Initially there was no direct access to the line from Limerick station, with the line branching off at Limerick Check signal cabin. As part of the Cork and Limerick Direct Railway, authorised by the Cork and Limerick Direct Railway Act 1860 (23 & 24 Vict. c. c) and operated by the Great Southern and Western Railway, a direct line was built in 1862. Construction of a 3 mi branch to the cement factory at Castlemungret begun in September 1956, with the line opening on 1 October 1957. No passengers were carried on the Castlemungret branch, and the line to Foynes closed to passengers on 2 February 1963. Goods trains continued to run, and increased traffic to Castlemungret resulted in a second track being built between Limerick Check and the junction to the factory. The direct curve into Limerick Colbert was closed and lifted in September 1975, while ground frames connecting the Castlemungret and Foynes lines were removed in the 1980s, leaving the lines operationally separate. Goods trains to Foynes ceased in November 2000, and in May 2002 the last train, a weed sprayer, moved on the line. The line was disconnected from the broader Irish Rail network at Limerick Check in November 2007. Goods trains to Castlemungret continued until 2009, with the branch finally being disconnected in 2013.

== Planned reopening ==
Since the line's closure in 2000, a number of proposals were made to reopen the line. In December 2018, Irish Rail sought permission to replace the unsafe Robertstown viaduct for the potential reintroduction of freight traffic with a new, single-span structure, removing the viaduct in 2023. The railway line is part of the EU Trans-European Transport Network (TEN-T) infrastructure, and in 2015 the Shannon Foynes Port Company received €800,000 to study the feasibility of reinstating the line.

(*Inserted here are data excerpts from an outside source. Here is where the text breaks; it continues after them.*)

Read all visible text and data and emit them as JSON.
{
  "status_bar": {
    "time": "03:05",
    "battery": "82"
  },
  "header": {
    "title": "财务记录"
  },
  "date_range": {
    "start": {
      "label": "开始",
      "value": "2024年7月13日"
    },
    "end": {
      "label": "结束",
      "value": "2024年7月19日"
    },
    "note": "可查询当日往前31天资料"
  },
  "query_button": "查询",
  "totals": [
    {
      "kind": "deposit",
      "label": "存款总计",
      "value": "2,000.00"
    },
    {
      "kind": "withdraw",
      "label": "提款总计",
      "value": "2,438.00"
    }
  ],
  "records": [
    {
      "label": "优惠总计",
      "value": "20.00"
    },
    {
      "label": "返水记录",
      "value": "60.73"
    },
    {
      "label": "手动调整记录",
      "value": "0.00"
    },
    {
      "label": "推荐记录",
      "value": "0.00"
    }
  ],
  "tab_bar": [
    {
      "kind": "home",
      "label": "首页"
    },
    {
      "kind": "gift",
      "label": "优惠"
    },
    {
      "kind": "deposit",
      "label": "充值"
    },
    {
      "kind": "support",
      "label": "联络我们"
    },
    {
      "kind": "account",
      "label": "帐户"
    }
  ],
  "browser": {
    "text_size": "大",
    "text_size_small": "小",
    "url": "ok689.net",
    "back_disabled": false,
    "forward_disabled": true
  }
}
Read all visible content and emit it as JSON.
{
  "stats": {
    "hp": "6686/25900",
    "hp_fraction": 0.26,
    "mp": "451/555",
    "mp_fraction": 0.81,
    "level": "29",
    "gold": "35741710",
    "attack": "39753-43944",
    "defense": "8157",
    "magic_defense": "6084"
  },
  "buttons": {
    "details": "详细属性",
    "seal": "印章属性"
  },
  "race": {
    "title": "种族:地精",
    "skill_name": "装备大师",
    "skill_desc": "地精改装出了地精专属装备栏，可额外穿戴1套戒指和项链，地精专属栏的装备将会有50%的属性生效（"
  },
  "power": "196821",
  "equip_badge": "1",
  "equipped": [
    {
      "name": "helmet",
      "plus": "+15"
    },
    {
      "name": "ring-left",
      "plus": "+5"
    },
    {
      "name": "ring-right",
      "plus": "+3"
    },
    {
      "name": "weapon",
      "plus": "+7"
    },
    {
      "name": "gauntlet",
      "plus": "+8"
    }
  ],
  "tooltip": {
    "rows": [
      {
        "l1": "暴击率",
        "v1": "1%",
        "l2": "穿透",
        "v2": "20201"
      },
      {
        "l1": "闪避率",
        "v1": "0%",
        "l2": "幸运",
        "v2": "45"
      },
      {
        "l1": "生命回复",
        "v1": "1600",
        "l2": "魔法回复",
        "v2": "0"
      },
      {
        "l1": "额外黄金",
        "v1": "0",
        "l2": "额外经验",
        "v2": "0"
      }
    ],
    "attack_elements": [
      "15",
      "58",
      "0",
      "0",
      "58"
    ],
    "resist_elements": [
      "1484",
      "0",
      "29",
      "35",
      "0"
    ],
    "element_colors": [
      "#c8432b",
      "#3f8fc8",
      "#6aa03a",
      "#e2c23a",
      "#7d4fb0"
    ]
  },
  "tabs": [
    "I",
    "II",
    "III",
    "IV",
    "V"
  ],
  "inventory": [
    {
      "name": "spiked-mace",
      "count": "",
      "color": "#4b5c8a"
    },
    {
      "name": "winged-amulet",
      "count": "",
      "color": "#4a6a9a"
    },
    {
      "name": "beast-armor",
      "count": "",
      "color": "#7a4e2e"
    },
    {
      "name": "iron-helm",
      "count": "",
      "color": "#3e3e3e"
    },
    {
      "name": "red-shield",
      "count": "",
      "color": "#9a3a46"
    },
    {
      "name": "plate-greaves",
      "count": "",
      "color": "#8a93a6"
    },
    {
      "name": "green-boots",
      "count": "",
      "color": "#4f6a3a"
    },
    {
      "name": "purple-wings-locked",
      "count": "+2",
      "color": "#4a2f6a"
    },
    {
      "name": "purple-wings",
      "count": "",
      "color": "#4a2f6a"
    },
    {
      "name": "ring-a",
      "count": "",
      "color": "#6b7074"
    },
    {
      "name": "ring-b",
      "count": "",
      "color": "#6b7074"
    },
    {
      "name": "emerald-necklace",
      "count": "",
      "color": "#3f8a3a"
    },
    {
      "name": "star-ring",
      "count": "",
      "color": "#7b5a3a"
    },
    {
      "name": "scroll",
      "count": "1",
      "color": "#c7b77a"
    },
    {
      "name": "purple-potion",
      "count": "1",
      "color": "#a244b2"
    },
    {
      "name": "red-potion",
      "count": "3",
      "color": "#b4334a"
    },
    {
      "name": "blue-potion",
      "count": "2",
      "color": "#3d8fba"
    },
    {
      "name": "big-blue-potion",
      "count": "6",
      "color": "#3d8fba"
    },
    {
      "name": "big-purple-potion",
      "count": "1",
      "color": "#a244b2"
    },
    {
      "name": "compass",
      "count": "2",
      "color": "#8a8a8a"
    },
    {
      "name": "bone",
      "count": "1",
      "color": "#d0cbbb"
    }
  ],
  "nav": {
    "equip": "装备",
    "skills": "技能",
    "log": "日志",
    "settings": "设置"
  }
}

In July 2022, Irish Rail published a tender to contract for the rebuilding of the line. These works had reportedly commenced by mid-November 2022. In early 2023, it was announced that the tender contract had been agreed, with works on reopening the line due to commence in February 2023. In September 2023, the River Maigue bridge at Adare was removed for restoration and repair.

By May 2024, the old jointed track on wooden sleepers had been removed, and laying of new concrete sleepers and rails had commenced on the route. The new track will be welded to form continuous welded rail. In November 2024, it was reported that the track laying was "expected to be largely completed" by the end of 2024.

By November 2025, all track along the 42km route had been re-laid, and bridges over the River Maigue and River Deel had been renovated, along with the installation of a new 46m span bridge to replace the old Robertstown Viaduct. Also completed were ancillary works including the closure and upgrades of user worked level crossings, drainage works, boundary fencing, and the installation of signalling and telecoms infrastructure. Works yet to be completed by that date included the completion of the signalling and telecoms systems, the connection of the Foynes line with the rest of the rail network at Limerick, and the reinstatement of 13 public road level crossings with CCTV monitored crossings.

As of May 2026, it was reported that the Limerick to Foynes freight line could be completed by October 2026.